DES COULEURS DIFFÉRENTES POUR UN MEME FRUIT On classe le poivre par couleur. Il est ainsi vert, noir, blanc, rouge ou gris. Le poivre vert correspond aux fruits pas encore mûrs, que l’on cueille à environ six mois. On l’utilise frais, en grain, ou bien séché, dans les salades ou certaines sauces.
Le poivre noir est obtenu à partir du fruit entier, cueilli un peu avant maturité. Il est ensuite séché au soleil ; son enveloppe, le péricarpe, durcit alors et devient toute ridée et noire.
Le poivre blanc vient du fruit mûr, débarrassé de son enveloppe. Il est ensuite lavé à grandes eaux et séché au soleil.
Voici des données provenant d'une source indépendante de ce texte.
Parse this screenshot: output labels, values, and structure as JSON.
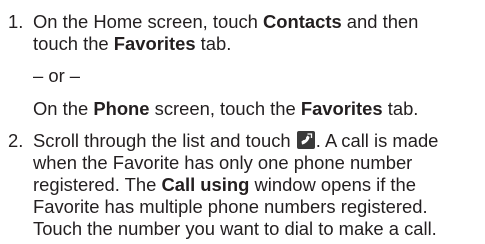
{
  "step1": {
    "number": "1.",
    "line1_pre": "On the Home screen, touch ",
    "line1_bold": "Contacts",
    "line1_post": " and then",
    "line2_pre": "touch the ",
    "line2_bold": "Favorites",
    "line2_post": " tab."
  },
  "or_text": "– or –",
  "alt": {
    "pre": "On the ",
    "bold1": "Phone",
    "mid": " screen, touch the ",
    "bold2": "Favorites",
    "post": " tab."
  },
  "step2": {
    "number": "2.",
    "line1_pre": "Scroll through the list and touch ",
    "line1_post": ". A call is made",
    "line2": "when the Favorite has only one phone number",
    "line3_pre": "registered.  The ",
    "line3_bold": "Call using",
    "line3_post": " window opens if the",
    "line4": "Favorite has multiple phone numbers registered.",
    "line5": "Touch the number you want to dial to make a call.",
    "icon": "phone-call-icon"
  }
}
L’intérieur du fruit apparaît alors blanc.
Le poivre gris est du poivre noir moulu et on ne le trouve qu’en poudre.
Le poivre improprement appelé « poivre rose » n’existe pas : il s’agit en fait d’une baie rose de la famille des « faux poivres », également connue sous le nom de « poivre des Bourbons » ou « poivre de la Réunion ».
UNE CULTURE QUI REMONTE À L’ANTIQUITÉ Originaire de la côte ouest de l’Inde (côte de Malabar), dans l’état du Kerala, la culture du poivrier noir, qui remonte à l’Antiquité, a gagné à travers les siècles d’autres pays d’Asie du Sud-Est, Madagascar et le Brésil.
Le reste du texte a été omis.